Margaret DeLacy Discussion

Friends:

Below is a link to a story entitled "A Library's Past:Two grad students convinced the University of Virginia to save and store its library's card catalog, arguing that researchers and historians can use the cards," by Lilah Burke for the Inside Higher Ed blog, January 8, 2020.

"The two Ph.D. candidates,  said that. . . the project is not motivated by nostalgia. They said preserving the catalog is a gift to future researchers and historians. 'We’re not arguing for the superiority of the Alderman card catalog,' Curtis said. '[The card catalog and the digital catalog are] different. They tell us different things . . .' 'This is a snapshot of the library at the end of an era of analog discovery tools,' said Unsworth. 'Our electronic catalogs don’t give us a way to reconstruct past states of the collection.' Once a book is gone from the stacks, it’s also gone from the digital catalog."

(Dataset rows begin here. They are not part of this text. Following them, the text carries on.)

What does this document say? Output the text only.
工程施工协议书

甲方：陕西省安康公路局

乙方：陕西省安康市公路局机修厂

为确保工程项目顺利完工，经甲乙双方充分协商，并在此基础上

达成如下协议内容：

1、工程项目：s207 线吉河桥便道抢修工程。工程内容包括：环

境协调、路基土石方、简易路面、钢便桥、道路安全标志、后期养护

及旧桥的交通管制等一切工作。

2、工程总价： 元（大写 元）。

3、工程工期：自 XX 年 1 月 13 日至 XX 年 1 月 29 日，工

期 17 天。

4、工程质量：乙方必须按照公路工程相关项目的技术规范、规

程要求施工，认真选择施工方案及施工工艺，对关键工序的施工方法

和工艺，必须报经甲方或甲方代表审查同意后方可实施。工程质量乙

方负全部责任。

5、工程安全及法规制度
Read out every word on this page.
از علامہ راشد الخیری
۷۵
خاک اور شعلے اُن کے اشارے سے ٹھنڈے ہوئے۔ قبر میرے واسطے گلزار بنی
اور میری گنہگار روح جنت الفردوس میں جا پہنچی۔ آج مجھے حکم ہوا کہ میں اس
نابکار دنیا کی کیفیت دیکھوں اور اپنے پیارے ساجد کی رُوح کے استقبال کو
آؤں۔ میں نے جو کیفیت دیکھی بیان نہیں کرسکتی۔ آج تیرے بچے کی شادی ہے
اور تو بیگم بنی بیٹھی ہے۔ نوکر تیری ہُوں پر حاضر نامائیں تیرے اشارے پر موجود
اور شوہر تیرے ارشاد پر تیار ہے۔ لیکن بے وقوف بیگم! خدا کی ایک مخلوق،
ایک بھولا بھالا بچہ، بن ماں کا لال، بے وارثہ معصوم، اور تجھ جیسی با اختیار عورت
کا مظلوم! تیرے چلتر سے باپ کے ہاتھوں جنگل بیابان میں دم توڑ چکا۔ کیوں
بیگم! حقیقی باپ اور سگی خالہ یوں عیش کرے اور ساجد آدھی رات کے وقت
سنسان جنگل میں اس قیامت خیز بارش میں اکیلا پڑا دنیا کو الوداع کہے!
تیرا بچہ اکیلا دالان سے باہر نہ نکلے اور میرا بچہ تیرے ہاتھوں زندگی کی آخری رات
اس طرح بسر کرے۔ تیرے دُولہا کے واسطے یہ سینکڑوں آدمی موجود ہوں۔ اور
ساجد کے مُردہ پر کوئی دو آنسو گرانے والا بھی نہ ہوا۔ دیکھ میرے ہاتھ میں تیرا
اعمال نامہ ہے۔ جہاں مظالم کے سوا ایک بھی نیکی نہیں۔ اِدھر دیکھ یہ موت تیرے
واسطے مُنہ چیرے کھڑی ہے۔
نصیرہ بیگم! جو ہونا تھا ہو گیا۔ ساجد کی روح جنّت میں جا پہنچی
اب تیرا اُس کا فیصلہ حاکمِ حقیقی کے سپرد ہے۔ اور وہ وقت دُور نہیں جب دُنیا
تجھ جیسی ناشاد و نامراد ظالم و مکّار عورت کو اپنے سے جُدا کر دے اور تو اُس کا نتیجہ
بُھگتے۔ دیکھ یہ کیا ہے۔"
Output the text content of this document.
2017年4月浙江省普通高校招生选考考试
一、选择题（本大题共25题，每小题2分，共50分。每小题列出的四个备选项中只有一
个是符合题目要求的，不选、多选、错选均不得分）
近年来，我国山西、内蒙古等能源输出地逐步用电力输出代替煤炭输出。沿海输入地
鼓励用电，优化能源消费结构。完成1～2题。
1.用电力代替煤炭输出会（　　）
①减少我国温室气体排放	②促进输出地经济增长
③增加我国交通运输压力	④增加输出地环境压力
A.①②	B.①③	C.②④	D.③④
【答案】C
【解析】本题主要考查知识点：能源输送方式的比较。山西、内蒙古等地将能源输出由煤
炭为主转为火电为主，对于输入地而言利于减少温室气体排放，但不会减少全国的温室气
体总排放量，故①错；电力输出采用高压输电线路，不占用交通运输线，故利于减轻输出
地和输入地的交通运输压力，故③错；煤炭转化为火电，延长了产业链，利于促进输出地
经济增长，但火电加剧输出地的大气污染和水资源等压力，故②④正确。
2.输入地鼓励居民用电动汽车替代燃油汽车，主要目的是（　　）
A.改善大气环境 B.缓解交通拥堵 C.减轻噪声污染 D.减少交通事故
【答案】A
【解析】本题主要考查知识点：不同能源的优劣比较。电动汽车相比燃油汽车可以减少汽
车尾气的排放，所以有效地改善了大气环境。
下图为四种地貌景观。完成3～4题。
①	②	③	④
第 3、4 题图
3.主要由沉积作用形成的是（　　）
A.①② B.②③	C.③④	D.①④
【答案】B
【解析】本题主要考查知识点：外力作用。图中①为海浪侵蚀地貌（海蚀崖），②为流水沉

https://www.insidehighered.com/news/2020/01/08/uva-decides-save-its-library-card-catalog

[Margaret comments:]  my mother, a well-known scholar, left her professional papers to her alma mater. When the librarians came to pack up the books, they left her collection of bibliographic "cards" (actually slips of paper) behind.  These slips, laid out in the way she had been trained to write them in college, represented nearly 70 years of one woman's reading and research.  I almost discarded them, but then I realized that they represent the end of an era of paper technology that stretches from the early modern period through the end of the twentieth century.  Some day, if I can find space for them, perhaps scholars will be interested in this evidence of the material culture of learning in the twentieth century. 

Although she specialized in print culture, I'm not sure my mother thought about how her own files might fit into that long story, but I am happy to hear about these graduate students.